Analyse par pays
Le régime CFE de l'Uruguay a débuté avec le Decreto 36/012 en 2012, a déployé par étapes l'adoption obligatoire selon la tranche de chiffre d'affaires du contribuable de 2014 à 2019, et a refermé sa fenêtre d'exemption restante le 1er janvier 2025, lorsque pratiquement tous les assujettis à la TVA sont devenus émetteurs électroniques obligatoires. La DGI continue de faire évoluer le schéma technique sous-jacent, le plus récemment avec de nouveaux contrôles de validation obligatoires en 2026.

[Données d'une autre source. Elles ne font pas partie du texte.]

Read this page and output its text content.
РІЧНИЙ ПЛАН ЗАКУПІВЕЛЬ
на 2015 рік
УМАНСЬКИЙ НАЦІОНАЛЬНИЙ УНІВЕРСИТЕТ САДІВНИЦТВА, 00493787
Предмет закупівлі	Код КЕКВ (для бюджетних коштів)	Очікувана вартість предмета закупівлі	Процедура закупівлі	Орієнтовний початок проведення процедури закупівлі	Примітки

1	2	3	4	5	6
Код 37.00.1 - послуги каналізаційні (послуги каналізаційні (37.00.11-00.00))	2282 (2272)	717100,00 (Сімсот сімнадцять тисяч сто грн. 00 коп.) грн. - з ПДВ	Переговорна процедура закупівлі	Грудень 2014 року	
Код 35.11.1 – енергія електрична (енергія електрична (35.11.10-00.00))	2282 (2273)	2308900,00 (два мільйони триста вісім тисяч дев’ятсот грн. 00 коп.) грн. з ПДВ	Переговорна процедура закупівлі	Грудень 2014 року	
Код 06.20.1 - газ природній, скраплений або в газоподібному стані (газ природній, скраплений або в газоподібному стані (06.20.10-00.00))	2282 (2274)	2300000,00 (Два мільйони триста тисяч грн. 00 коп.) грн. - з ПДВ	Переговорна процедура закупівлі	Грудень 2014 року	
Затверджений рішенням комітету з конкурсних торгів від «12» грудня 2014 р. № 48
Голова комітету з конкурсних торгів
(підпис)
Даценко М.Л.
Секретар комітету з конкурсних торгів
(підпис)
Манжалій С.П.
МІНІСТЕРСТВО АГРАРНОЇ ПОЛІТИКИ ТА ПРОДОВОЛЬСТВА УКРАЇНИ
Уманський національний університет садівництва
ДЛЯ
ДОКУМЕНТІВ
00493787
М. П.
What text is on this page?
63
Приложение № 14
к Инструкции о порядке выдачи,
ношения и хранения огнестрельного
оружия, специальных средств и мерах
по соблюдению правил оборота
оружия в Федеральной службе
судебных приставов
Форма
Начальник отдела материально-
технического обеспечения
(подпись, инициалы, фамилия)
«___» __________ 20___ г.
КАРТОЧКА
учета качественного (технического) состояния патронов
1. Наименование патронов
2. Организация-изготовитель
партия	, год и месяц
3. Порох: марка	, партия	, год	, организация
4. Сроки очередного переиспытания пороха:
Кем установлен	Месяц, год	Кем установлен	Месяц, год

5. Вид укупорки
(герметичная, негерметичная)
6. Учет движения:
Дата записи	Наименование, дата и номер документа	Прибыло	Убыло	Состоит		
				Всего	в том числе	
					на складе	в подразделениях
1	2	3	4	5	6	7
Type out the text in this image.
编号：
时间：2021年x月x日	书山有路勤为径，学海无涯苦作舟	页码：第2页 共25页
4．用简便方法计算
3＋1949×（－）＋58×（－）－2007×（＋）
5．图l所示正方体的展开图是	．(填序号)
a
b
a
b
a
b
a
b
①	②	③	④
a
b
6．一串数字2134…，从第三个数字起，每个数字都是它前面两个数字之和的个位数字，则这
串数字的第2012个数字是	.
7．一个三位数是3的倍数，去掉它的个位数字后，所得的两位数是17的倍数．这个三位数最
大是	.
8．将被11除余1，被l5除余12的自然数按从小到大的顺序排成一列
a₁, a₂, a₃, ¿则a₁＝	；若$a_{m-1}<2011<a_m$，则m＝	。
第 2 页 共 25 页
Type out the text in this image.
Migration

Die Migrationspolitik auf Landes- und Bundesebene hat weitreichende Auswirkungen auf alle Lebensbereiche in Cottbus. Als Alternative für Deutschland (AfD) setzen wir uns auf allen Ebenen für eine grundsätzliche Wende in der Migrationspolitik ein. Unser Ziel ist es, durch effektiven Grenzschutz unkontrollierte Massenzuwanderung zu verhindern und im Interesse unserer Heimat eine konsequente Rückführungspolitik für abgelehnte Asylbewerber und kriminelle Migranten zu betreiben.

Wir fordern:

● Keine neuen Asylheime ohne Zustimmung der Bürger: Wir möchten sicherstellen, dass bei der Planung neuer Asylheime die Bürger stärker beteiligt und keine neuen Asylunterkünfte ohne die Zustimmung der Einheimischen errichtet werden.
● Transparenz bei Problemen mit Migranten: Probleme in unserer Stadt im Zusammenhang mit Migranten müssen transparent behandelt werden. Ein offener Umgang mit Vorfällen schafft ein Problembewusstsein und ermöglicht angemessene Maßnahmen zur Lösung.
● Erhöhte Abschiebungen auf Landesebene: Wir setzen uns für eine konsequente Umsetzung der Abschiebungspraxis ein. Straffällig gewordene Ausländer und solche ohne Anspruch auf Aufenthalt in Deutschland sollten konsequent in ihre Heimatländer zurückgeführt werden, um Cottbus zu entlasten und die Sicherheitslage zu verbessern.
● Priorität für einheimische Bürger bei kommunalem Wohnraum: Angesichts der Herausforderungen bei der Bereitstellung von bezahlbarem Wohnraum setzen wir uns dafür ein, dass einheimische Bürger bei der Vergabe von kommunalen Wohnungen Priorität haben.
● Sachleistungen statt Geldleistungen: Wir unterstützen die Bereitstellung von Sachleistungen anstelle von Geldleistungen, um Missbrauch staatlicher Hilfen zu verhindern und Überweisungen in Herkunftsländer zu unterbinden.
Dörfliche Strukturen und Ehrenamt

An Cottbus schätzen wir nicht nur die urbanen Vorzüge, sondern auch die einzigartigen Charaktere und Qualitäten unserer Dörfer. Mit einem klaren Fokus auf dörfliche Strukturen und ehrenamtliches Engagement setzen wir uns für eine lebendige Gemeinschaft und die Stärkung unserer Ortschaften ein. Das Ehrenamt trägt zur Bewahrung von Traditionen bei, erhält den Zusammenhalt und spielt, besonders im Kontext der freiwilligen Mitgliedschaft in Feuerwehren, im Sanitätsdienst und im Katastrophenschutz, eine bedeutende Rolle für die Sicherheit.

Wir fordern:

Le 8 février 2012, le pouvoir exécutif uruguayen a promulgué le Decreto 36/012, le décret fondateur du système de Comprobante Fiscal Electrónico (CFE) : il définit le CFE lui-même, oblige les contribuables concernés à documenter leurs ventes exclusivement au moyen de CFE autorisés, exige un certificat et une signature électroniques valides, et établit que le non-respect des règles relatives au CFE est sanctionné selon le régime général de sanctions applicable à la documentation fiscale en Uruguay, plutôt que par un barème d'amendes propre au CFE. Ce décret constitue le fondement juridique de tout ce qui a suivi -- le système géré par la DGI qui s'est construit sur cette base est l'un des régimes de facturation électronique obligatoire les plus anciens d'Amérique latine.
Publiée le 8 mai 2012, la Resolución de Interés General 798/012 a rendu opérationnel le Decreto 36/012 : elle a défini les types de documents CFE (e-Factura, e-Ticket, notes de crédit/débit, e-Remito, et d'autres), fixé le format XML accompagné d'une signature électronique, exigé un rapport quotidien consolidé à la DGI, et instauré des reçus de contingence en cas d'interruption du système. C'est cette résolution qui a permis à la DGI de commencer à désigner des contribuables pour une intégration volontaire puis, plus tard, obligatoire -- le mécanisme utilisé pour chacune des vagues obligatoires suivantes.
À partir de 2014, la DGI a superposé l'intégration obligatoire au CFE à l'adhésion volontaire existante, en commençant par les grands contribuables (Grandes Contribuyentes), les entreprises classées CEDE et les opérateurs des zones franches, puis en s'étendant par vagues annuelles successives déterminées selon le chiffre d'affaires de l'année précédente de chaque contribuable, exprimé en Unidades Indexadas (UI) : les contribuables ayant réalisé environ UI 30 millions/15 millions de ventes en 2015 sont entrés dans le dispositif en 2016, UI 7 millions/4 millions (ventes 2016) en 2017, UI 2,5 millions/1,5 million (ventes 2017) en 2018, et UI 750 000/305 000 (ventes 2018) en 2019 -- chaque vague ajoutant des milliers de contribuables supplémentaires. Fin 2016, la DGI comptait plus de 5 000 émetteurs électroniques cumulés traitant plus de 1,28 milliard de CFE par an.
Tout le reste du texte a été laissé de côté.